What Yishai said, though, affirmed the notion of a self-guided path. He talked about how we each have unidentified “superpowers” and also unidentified weaknesses – ways we are all “twice exceptional.” Yet most of the gifts are not sought out and cultivated like those of a musical child prodigy. He asked us to close our eyes and look internally for an as-yet-unidentified superpower, as well as a weakness. What I came up with on the spot was my ability to hear when two people are miscommunicating, and to help them bridge the gap. And the weakness I came up with was related – being so focused externally like this, on the perceptions of others, that I can’t hear my own voice.
Afterwards I wrote in my journal:
So, maybe writing is the way I bridge that gap between my inner voice and my “outer ear”?!! I have felt periodically like I don’t need to journal as much when I have good listeners. But writing is when I listen to myself with that kind of non-judgmental, loving interest!! Of course, when I turn it into a blog, I am listening with an eye (ear) towards others also. But it starts in private, with no-one else listening, so I can be my own first audience. Maybe the reason (or one of the reasons) writing is so important for me is that I can use my visual sense to perceive my inner voice.
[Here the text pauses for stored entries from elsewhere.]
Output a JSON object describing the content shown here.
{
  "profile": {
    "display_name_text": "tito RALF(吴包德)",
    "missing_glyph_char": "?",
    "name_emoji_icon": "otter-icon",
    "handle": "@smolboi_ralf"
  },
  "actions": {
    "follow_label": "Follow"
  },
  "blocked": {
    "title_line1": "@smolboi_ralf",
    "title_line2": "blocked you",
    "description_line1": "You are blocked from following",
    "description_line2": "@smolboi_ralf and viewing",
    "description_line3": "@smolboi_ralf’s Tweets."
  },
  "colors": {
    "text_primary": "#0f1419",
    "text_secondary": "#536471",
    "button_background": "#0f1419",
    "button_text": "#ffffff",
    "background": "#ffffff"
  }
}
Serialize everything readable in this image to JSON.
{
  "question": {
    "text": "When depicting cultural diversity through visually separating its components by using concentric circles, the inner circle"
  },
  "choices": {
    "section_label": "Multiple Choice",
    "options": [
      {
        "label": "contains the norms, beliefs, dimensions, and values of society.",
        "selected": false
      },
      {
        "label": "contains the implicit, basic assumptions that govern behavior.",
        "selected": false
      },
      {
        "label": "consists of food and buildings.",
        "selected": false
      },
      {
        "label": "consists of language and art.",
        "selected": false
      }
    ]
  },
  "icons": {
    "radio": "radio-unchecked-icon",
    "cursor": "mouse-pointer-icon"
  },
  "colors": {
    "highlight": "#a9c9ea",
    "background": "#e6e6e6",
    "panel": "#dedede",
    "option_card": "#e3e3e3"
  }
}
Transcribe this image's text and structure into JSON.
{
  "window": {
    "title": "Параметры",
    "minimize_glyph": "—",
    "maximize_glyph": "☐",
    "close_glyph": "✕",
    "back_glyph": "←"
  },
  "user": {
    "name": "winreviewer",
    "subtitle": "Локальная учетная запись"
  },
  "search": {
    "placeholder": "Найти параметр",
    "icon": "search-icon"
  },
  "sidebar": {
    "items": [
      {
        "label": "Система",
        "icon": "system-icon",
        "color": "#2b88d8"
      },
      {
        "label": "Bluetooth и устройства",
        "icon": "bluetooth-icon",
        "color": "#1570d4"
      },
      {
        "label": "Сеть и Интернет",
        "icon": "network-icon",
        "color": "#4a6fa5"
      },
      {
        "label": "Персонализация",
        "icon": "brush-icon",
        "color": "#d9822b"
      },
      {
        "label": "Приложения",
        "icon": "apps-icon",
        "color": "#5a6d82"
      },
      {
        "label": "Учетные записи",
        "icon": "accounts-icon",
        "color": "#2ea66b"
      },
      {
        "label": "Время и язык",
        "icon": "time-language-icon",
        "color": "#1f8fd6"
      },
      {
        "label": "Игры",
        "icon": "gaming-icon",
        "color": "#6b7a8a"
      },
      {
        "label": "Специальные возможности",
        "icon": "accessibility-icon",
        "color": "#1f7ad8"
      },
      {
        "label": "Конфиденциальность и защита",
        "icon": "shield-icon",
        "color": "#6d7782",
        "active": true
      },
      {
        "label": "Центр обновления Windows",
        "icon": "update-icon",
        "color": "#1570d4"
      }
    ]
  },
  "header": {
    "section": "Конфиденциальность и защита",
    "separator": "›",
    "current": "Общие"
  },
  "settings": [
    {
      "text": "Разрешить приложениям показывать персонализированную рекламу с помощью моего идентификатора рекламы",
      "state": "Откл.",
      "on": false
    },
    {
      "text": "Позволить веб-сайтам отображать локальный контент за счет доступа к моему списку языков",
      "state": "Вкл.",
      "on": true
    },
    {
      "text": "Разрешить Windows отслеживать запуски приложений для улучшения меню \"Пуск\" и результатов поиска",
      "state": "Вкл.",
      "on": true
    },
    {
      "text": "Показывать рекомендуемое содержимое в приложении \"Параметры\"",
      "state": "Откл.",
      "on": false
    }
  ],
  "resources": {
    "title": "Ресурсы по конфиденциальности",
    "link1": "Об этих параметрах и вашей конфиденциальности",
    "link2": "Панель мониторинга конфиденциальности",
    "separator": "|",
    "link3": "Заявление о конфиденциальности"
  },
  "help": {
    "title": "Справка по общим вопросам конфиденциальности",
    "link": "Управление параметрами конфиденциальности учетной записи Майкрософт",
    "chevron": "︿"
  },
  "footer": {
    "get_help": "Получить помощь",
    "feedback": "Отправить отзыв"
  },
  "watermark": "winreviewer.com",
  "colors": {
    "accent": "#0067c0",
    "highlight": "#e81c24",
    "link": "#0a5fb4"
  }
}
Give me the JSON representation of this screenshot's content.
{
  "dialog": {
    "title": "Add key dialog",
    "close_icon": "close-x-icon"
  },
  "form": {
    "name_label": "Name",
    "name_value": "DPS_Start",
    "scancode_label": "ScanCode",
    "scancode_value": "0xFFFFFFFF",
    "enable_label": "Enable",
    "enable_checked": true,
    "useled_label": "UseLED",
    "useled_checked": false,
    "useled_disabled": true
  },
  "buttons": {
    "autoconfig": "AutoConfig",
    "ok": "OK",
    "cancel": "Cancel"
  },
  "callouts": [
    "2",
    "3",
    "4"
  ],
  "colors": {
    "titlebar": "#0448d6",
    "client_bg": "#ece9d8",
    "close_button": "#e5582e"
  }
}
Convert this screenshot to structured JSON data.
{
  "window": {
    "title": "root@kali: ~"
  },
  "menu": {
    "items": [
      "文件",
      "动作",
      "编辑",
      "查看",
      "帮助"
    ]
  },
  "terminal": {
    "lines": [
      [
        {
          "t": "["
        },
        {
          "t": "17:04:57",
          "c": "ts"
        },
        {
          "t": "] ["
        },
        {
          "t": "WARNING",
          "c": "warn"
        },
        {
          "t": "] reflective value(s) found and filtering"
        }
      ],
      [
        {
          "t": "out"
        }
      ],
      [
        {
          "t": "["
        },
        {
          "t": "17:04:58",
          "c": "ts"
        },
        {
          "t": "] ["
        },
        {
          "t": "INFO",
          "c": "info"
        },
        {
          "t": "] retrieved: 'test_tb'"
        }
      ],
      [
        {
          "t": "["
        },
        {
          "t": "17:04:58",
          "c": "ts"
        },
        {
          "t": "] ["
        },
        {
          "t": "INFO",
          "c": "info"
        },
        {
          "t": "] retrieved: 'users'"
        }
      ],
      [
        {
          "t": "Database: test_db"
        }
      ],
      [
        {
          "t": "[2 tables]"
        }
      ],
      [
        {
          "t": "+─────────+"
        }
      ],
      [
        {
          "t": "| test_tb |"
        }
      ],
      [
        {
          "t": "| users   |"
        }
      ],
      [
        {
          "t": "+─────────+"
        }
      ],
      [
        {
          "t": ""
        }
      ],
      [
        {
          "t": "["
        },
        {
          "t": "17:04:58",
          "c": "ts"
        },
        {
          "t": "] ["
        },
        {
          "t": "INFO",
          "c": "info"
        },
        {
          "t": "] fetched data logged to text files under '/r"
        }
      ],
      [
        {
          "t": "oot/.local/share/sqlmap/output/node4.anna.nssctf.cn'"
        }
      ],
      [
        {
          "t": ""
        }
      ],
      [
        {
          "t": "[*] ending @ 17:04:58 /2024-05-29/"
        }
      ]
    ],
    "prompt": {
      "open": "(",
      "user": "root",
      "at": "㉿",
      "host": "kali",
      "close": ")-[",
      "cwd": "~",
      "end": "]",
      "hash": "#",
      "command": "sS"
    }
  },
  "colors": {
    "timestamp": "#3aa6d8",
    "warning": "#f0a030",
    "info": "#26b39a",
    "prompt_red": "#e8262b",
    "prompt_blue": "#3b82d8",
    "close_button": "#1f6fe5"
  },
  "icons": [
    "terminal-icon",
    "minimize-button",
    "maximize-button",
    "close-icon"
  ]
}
Since I’m a visual and kinesthetic learner, this helps me process – it’s maybe inevitable that it would be hard for me to hear my inner voice if I don’t bring it into vision and/or movement!
So, YES, to a commitment to writing.
Now, as I write this up into a blog post, and think about what to title it, the idea of “writing as path” comes to me. Perhaps, through writing, I will find the unity of the many other threads, and understand more deeply the wisdom of the many teachers I’ve been privileged to have. And you, my dear readers, are a part of my rich and varied community of practice.